A new look at radiational cooling

If long-wave radiation can easily escape the area, we could see net cooling even if the sun is shining

I came across a weather article last week that was a purely academic discussion about radiational cooling. It was one of those articles that at first glance seemed to be purely a discussion for true weather geeks, meteorologists and university professors, with very little if anything to do with an everyday understanding of the weather, at least for us lay people.

I read the article and tried my best to understand it and then moved on, putting the information into the back of my mind, but as the week went on I found I had an “aha” moment when some of the information in the article clicked into something I have noticed happening with our weather.

I’ll attempt to summarize what the article was discussing, hopefully without getting too boring or technical. Then I’ll go into my “aha” moment and see if you too have noticed this, and I’ll leave it to you to decide if this is a possible explanation.

The focus of the article on radiational cooling was that there are apparently two definitions of just what radiational cooling is, and then of course, which definition is the correct one. The first definition, the most common one, is more than likely what most people would use. It states radiational cooling occurs when an object’s temperature decreases. To me and most people this definition makes perfect sense. If an object is cooling and its temperature is decreasing that means it is giving off or radiating its heat into the surrounding environment, thus the term radiational cooling.

So now you’re probably thinking: If the definition of radiational cooling is so simple and intuitive, then how can there be a second definition, and why argue about it? The second definition, I believe, has merit, but is a little more technical and therefore difficult to understand. Before I try to explain this second definition I have to first discuss the differences between shortwave radiation and long-wave radiation. When the sun shines on an object, the energy coming from the sun is referred to as solar radiation or shortwave radiation. The length of the wavelength has to do with the amount of energy available: the shorter the wavelength, the higher the energy level. When objects on Earth give off heat, they give it off in the form of long-wave radiation. The second definition of radiational cooling ties directly into this. It states that if the amount of long-wave radiation entering a region is less than the amount of long-wave radiation moving out of a region, then the net result is radiational cooling.

In the first definition, an object is warmed up by the incoming shortwave radiation and as long as it is increasing in temperature there is no radiational cooling. In the second definition, an object or region can be warming up, but still be cooling — sounds a little strange, doesn’t it? With this definition it sounds like there might never be radiational warming, only cooling. What we have to remember is that warm air entering or flowing into a region will warm that region up; however, that warming is not coming from shortwave radiation but rather from the heat given off by the warmer air, which is long-wave radiation.

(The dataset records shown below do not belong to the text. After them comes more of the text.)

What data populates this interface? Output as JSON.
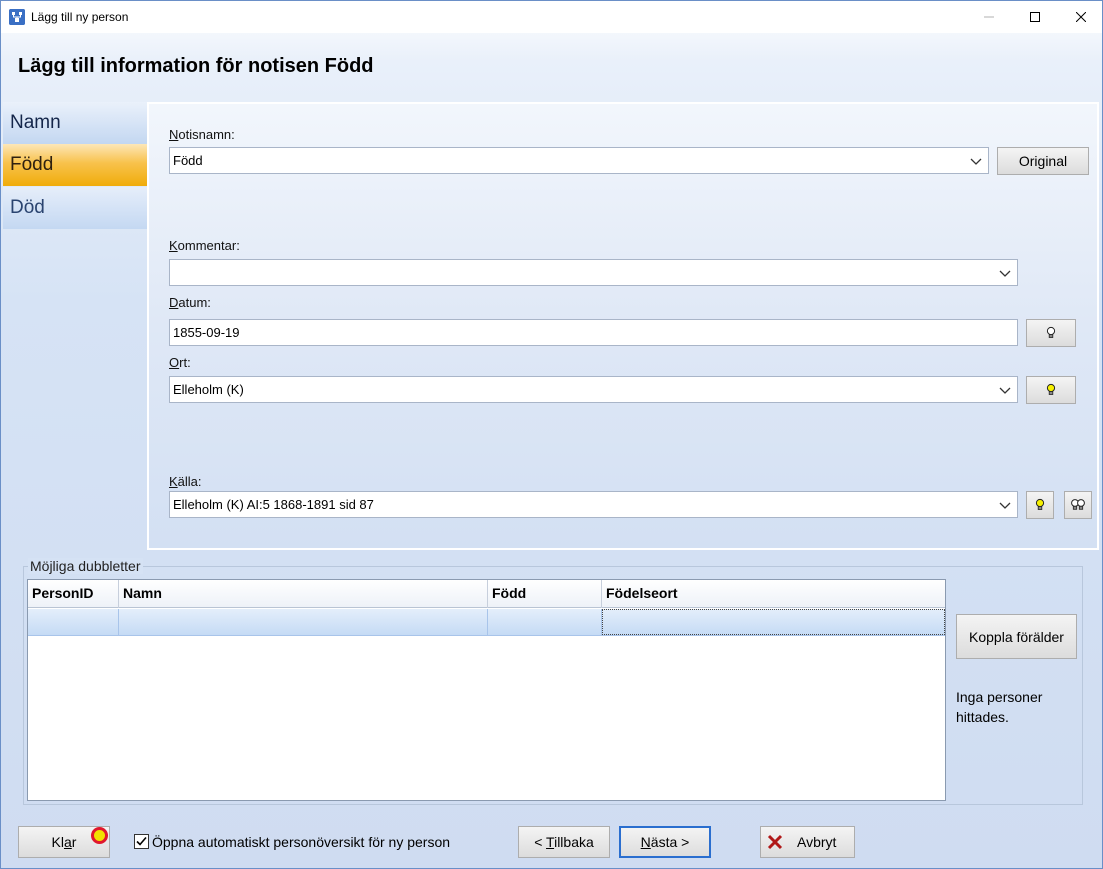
{
  "window": {
    "title": "Lägg till ny person",
    "icon": "person-tree-icon"
  },
  "heading": "Lägg till information för notisen Född",
  "nav": {
    "items": [
      {
        "label": "Namn"
      },
      {
        "label": "Född",
        "selected": true
      },
      {
        "label": "Död"
      }
    ]
  },
  "form": {
    "notisnamn": {
      "label_hot": "N",
      "label_rest": "otisnamn:",
      "value": "Född",
      "original_button": "Original"
    },
    "kommentar": {
      "label_hot": "K",
      "label_rest": "ommentar:",
      "value": ""
    },
    "datum": {
      "label_hot": "D",
      "label_rest": "atum:",
      "value": "1855-09-19"
    },
    "ort": {
      "label_hot": "O",
      "label_rest": "rt:",
      "value": "Elleholm (K)"
    },
    "kalla": {
      "label_hot": "K",
      "label_rest": "älla:",
      "value": "Elleholm (K) AI:5 1868-1891 sid 87"
    }
  },
  "duplicates": {
    "group_title": "Möjliga dubbletter",
    "columns": [
      "PersonID",
      "Namn",
      "Född",
      "Födelseort"
    ],
    "rows": [
      [
        "",
        "",
        "",
        ""
      ]
    ],
    "link_parent_button": "Koppla förälder",
    "status_line1": "Inga personer",
    "status_line2": "hittades."
  },
  "footer": {
    "done_button_pre": "Kl",
    "done_button_hot": "a",
    "done_button_post": "r",
    "auto_overview_label": "Öppna automatiskt personöversikt för ny person",
    "auto_overview_checked": true,
    "back_button_pre": "< ",
    "back_button_hot": "T",
    "back_button_post": "illbaka",
    "next_button_pre": "",
    "next_button_hot": "N",
    "next_button_post": "ästa >",
    "cancel_button": "Avbryt"
  },
  "colors": {
    "selected_nav": "#f0ac0a",
    "nav": "#c3d7f1",
    "marker_fill": "#f2e200",
    "marker_ring": "#e0182d",
    "cancel_x": "#b01818"
  }
}
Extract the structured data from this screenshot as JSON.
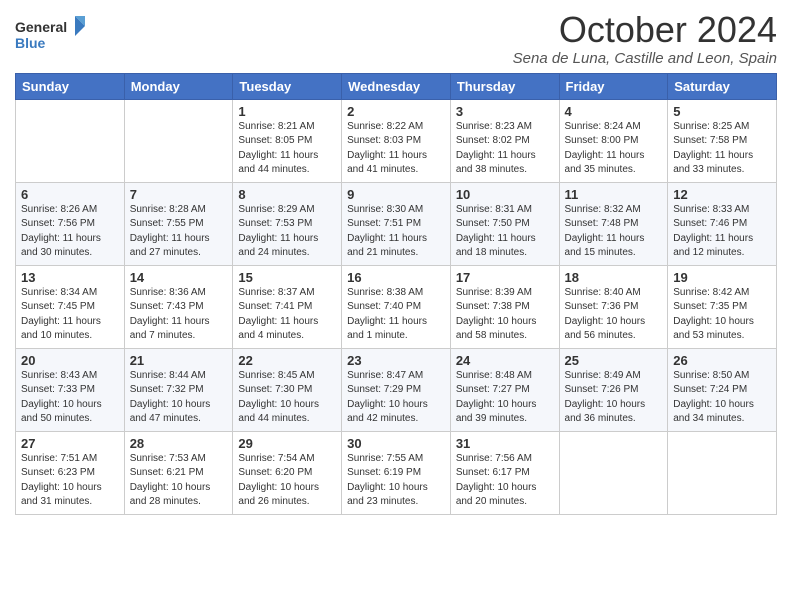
{
  "header": {
    "logo_line1": "General",
    "logo_line2": "Blue",
    "title": "October 2024",
    "subtitle": "Sena de Luna, Castille and Leon, Spain"
  },
  "weekdays": [
    "Sunday",
    "Monday",
    "Tuesday",
    "Wednesday",
    "Thursday",
    "Friday",
    "Saturday"
  ],
  "weeks": [
    [
      {
        "day": "",
        "info": ""
      },
      {
        "day": "",
        "info": ""
      },
      {
        "day": "1",
        "info": "Sunrise: 8:21 AM\nSunset: 8:05 PM\nDaylight: 11 hours and 44 minutes."
      },
      {
        "day": "2",
        "info": "Sunrise: 8:22 AM\nSunset: 8:03 PM\nDaylight: 11 hours and 41 minutes."
      },
      {
        "day": "3",
        "info": "Sunrise: 8:23 AM\nSunset: 8:02 PM\nDaylight: 11 hours and 38 minutes."
      },
      {
        "day": "4",
        "info": "Sunrise: 8:24 AM\nSunset: 8:00 PM\nDaylight: 11 hours and 35 minutes."
      },
      {
        "day": "5",
        "info": "Sunrise: 8:25 AM\nSunset: 7:58 PM\nDaylight: 11 hours and 33 minutes."
      }
    ],
    [
      {
        "day": "6",
        "info": "Sunrise: 8:26 AM\nSunset: 7:56 PM\nDaylight: 11 hours and 30 minutes."
      },
      {
        "day": "7",
        "info": "Sunrise: 8:28 AM\nSunset: 7:55 PM\nDaylight: 11 hours and 27 minutes."
      },
      {
        "day": "8",
        "info": "Sunrise: 8:29 AM\nSunset: 7:53 PM\nDaylight: 11 hours and 24 minutes."
      },
      {
        "day": "9",
        "info": "Sunrise: 8:30 AM\nSunset: 7:51 PM\nDaylight: 11 hours and 21 minutes."
      },
      {
        "day": "10",
        "info": "Sunrise: 8:31 AM\nSunset: 7:50 PM\nDaylight: 11 hours and 18 minutes."
      },
      {
        "day": "11",
        "info": "Sunrise: 8:32 AM\nSunset: 7:48 PM\nDaylight: 11 hours and 15 minutes."
      },
      {
        "day": "12",
        "info": "Sunrise: 8:33 AM\nSunset: 7:46 PM\nDaylight: 11 hours and 12 minutes."
      }
    ],
    [
      {
        "day": "13",
        "info": "Sunrise: 8:34 AM\nSunset: 7:45 PM\nDaylight: 11 hours and 10 minutes."
      },
      {
        "day": "14",
        "info": "Sunrise: 8:36 AM\nSunset: 7:43 PM\nDaylight: 11 hours and 7 minutes."
      },
      {
        "day": "15",
        "info": "Sunrise: 8:37 AM\nSunset: 7:41 PM\nDaylight: 11 hours and 4 minutes."
      },
      {
        "day": "16",
        "info": "Sunrise: 8:38 AM\nSunset: 7:40 PM\nDaylight: 11 hours and 1 minute."
      },
      {
        "day": "17",
        "info": "Sunrise: 8:39 AM\nSunset: 7:38 PM\nDaylight: 10 hours and 58 minutes."
      },
      {
        "day": "18",
        "info": "Sunrise: 8:40 AM\nSunset: 7:36 PM\nDaylight: 10 hours and 56 minutes."
      },
      {
        "day": "19",
        "info": "Sunrise: 8:42 AM\nSunset: 7:35 PM\nDaylight: 10 hours and 53 minutes."
      }
    ],
    [
      {
        "day": "20",
        "info": "Sunrise: 8:43 AM\nSunset: 7:33 PM\nDaylight: 10 hours and 50 minutes."
      },
      {
        "day": "21",
        "info": "Sunrise: 8:44 AM\nSunset: 7:32 PM\nDaylight: 10 hours and 47 minutes."
      },
      {
        "day": "22",
        "info": "Sunrise: 8:45 AM\nSunset: 7:30 PM\nDaylight: 10 hours and 44 minutes."
      },
      {
        "day": "23",
        "info": "Sunrise: 8:47 AM\nSunset: 7:29 PM\nDaylight: 10 hours and 42 minutes."
      },
      {
        "day": "24",
        "info": "Sunrise: 8:48 AM\nSunset: 7:27 PM\nDaylight: 10 hours and 39 minutes."
      },
      {
        "day": "25",
        "info": "Sunrise: 8:49 AM\nSunset: 7:26 PM\nDaylight: 10 hours and 36 minutes."
      },
      {
        "day": "26",
        "info": "Sunrise: 8:50 AM\nSunset: 7:24 PM\nDaylight: 10 hours and 34 minutes."
      }
    ],
    [
      {
        "day": "27",
        "info": "Sunrise: 7:51 AM\nSunset: 6:23 PM\nDaylight: 10 hours and 31 minutes."
      },
      {
        "day": "28",
        "info": "Sunrise: 7:53 AM\nSunset: 6:21 PM\nDaylight: 10 hours and 28 minutes."
      },
      {
        "day": "29",
        "info": "Sunrise: 7:54 AM\nSunset: 6:20 PM\nDaylight: 10 hours and 26 minutes."
      },
      {
        "day": "30",
        "info": "Sunrise: 7:55 AM\nSunset: 6:19 PM\nDaylight: 10 hours and 23 minutes."
      },
      {
        "day": "31",
        "info": "Sunrise: 7:56 AM\nSunset: 6:17 PM\nDaylight: 10 hours and 20 minutes."
      },
      {
        "day": "",
        "info": ""
      },
      {
        "day": "",
        "info": ""
      }
    ]
  ]
}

So we can have times when there will be radiational warming and not just cooling.


Now where does my “aha” moment fit into this? Have you ever noticed during the spring melt that on some days the temperature will be above 0 C and the snow will be melting everywhere, even in the shade? On other days, even though the temperature is the same, melting only seems to occur in the sunny areas and not in the shade? Now I know there are a number of factors that can influence this, such as overnight temperatures, wind speed et cetera, but I have noticed that even when these factors have not really come into play you still see this happening. The cause, I believe, is radiational cooling.

An interesting thing about snow and ice is that they are very good at absorbing long-wave radiation. That is why you may have heard the phrase “Fog eats snow.” It’s not that the fog actually does something to the snow; rather, the fog is absorbing, then re-radiating, long-wave radiation back to the ground — and this long-wave radiation is helping to melt the snow. If atmospheric conditions are such that long-wave radiation can easily escape or leave an area, that area will experience radiational cooling even if the sun is shining and the temperatures are warming up. We can see this in the snow melt, usually when the temperatures are in the +1 to +7 C range. Even though the air is warm enough to melt the snow, in the shade very little if any will often melt because that snow is cooling radiationally — something to think about.

About the author

Co-operator contributor

Daniel Bezte

Daniel Bezte is a teacher by profession with a BA (Hon.) in geography, specializing in climatology, from the U of W. He operates a computerized weather station near Birds Hill Park.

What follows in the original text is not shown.